V. Key Claim Terms for Construction

  • The Term: "sprocket... interfaces with the plurality of guide holes"
    • Context and Importance: This phrase defines the core mechanical interface of the claimed invention. The non-infringement case may depend entirely on whether the Accused Product's drive system meets this definition.
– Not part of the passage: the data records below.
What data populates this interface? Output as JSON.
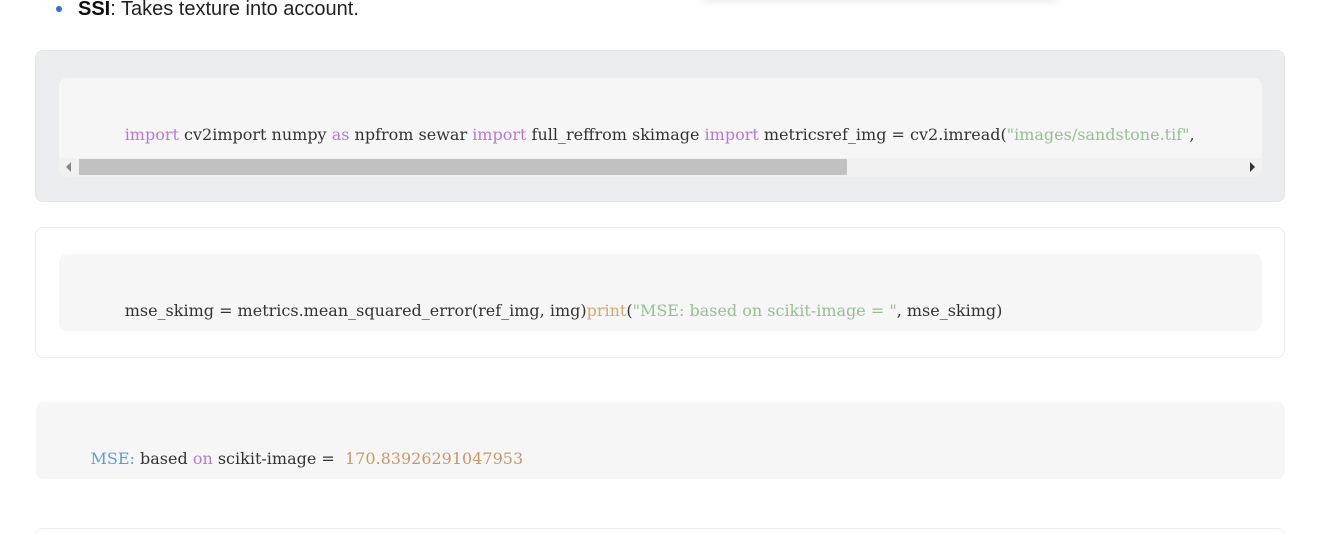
{
  "bullet": {
    "term": "SSI",
    "description": ": Takes texture into account."
  },
  "code_block_1": {
    "tokens": [
      {
        "text": "import",
        "style": "kw"
      },
      {
        "text": " cv2import numpy ",
        "style": "plain"
      },
      {
        "text": "as",
        "style": "kw"
      },
      {
        "text": " npfrom sewar ",
        "style": "plain"
      },
      {
        "text": "import",
        "style": "kw"
      },
      {
        "text": " full_reffrom skimage ",
        "style": "plain"
      },
      {
        "text": "import",
        "style": "kw"
      },
      {
        "text": " metricsref_img = cv2.imread(",
        "style": "plain"
      },
      {
        "text": "\"images/sandstone.tif\"",
        "style": "str"
      },
      {
        "text": ",",
        "style": "plain"
      }
    ],
    "scrollbar_progress": 0.66
  },
  "code_block_2": {
    "tokens": [
      {
        "text": "mse_skimg = metrics.mean_squared_error(ref_img, img)",
        "style": "plain"
      },
      {
        "text": "print",
        "style": "fn"
      },
      {
        "text": "(",
        "style": "plain"
      },
      {
        "text": "\"MSE: based on scikit-image = \"",
        "style": "str"
      },
      {
        "text": ", mse_skimg)",
        "style": "plain"
      }
    ]
  },
  "output_block": {
    "tokens": [
      {
        "text": "MSE:",
        "style": "lbl"
      },
      {
        "text": " based ",
        "style": "plain"
      },
      {
        "text": "on",
        "style": "kw"
      },
      {
        "text": " scikit-image = ",
        "style": "plain"
      },
      {
        "text": " 170.83926291047953",
        "style": "num"
      }
    ]
  }
}
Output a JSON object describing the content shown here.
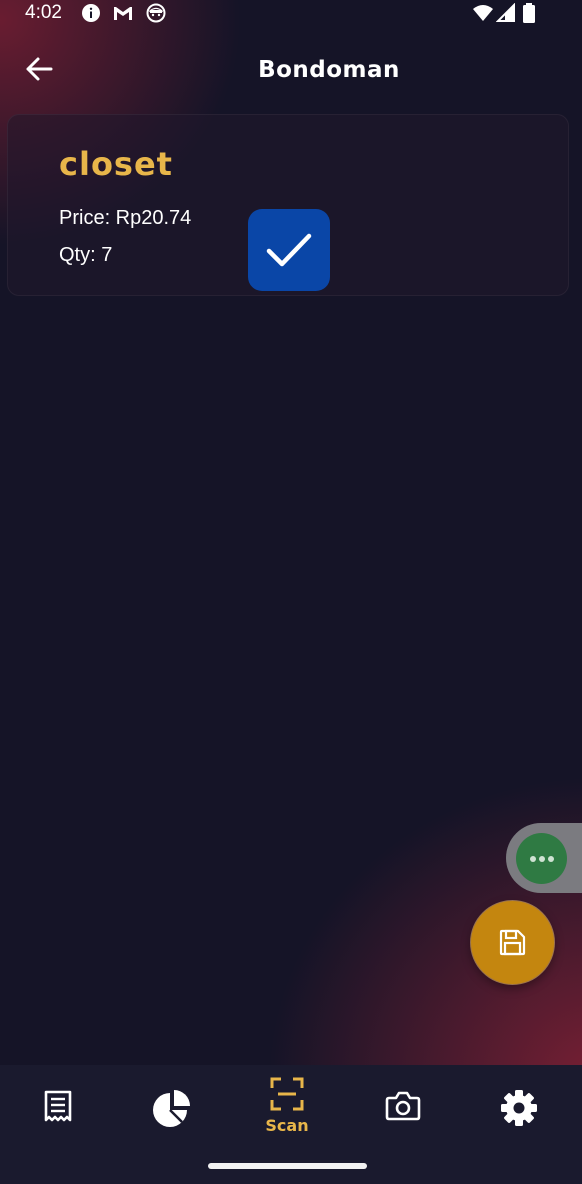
{
  "status_bar": {
    "time": "4:02",
    "left_icons": [
      "info-icon",
      "gmail-icon",
      "face-icon"
    ],
    "right_icons": [
      "wifi-icon",
      "cell-signal-icon",
      "battery-icon"
    ]
  },
  "app_bar": {
    "title": "Bondoman",
    "back_icon": "arrow-back-icon"
  },
  "item": {
    "name": "closet",
    "price": "Price: Rp20.74",
    "qty": "Qty: 7",
    "checked": true
  },
  "floating": {
    "bubble_icon": "more-horiz-icon",
    "fab_icon": "save-icon"
  },
  "bottom_nav": {
    "items": [
      {
        "icon": "receipt-icon",
        "label": ""
      },
      {
        "icon": "pie-chart-icon",
        "label": ""
      },
      {
        "icon": "scan-icon",
        "label": "Scan",
        "active": true
      },
      {
        "icon": "camera-icon",
        "label": ""
      },
      {
        "icon": "settings-icon",
        "label": ""
      }
    ]
  },
  "colors": {
    "background": "#151427",
    "accent": "#e8b64a",
    "check_button": "#0a46a7",
    "fab": "#c4860f",
    "bubble": "#2f7a43",
    "nav_background": "#1a1a2e"
  }
}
Practitioners may focus on this term because if the accused device uses any mechanism other than a toothed wheel engaging perforations in the door plate, infringement may be avoided.
    • Intrinsic Evidence for Interpretation:
      • Evidence for a Broader Interpretation: The patent does not provide an explicit definition of "sprocket" outside of its functional context, which may support using its plain and ordinary meaning as a toothed wheel designed to engage with a perforated or linked element.
      • Evidence for a Narrower Interpretation: The specification consistently describes and depicts the sprocket (332) as directly engaging "rectangular guide holes (116)" that run "vertically along the center of the door plate (102)" ( ’016 Patent, col. 7:3-9; FIG. 1, FIG. 2A). A party could argue the term should be limited to this specific configuration of a wheel's teeth entering holes in a flat plate, as distinguished from engaging a chain or a toothed rack.

VI. Other Allegations

The complaint does not provide sufficient detail for analysis of other allegations such as indirect or willful infringement.

VII. Analyst’s Conclusion: Key Questions for the Case

  • A central issue will be one of patent validity based on timing: Will discovery show that either the Plaintiff’s product sales activities before the patent's priority date, or the Defendant’s own alleged sales activities more than one year prior to the filing date, constitute an invalidating public disclosure or on-sale bar under 35 U.S.C. § 102?
  • A key evidentiary question will be one of technical operation: Does the Accused Product’s internal drive mechanism literally meet the "sprocket... interfaces with... guide holes" limitation of claim 1, or does it employ a functionally distinct and non-infringing method to move the door plate?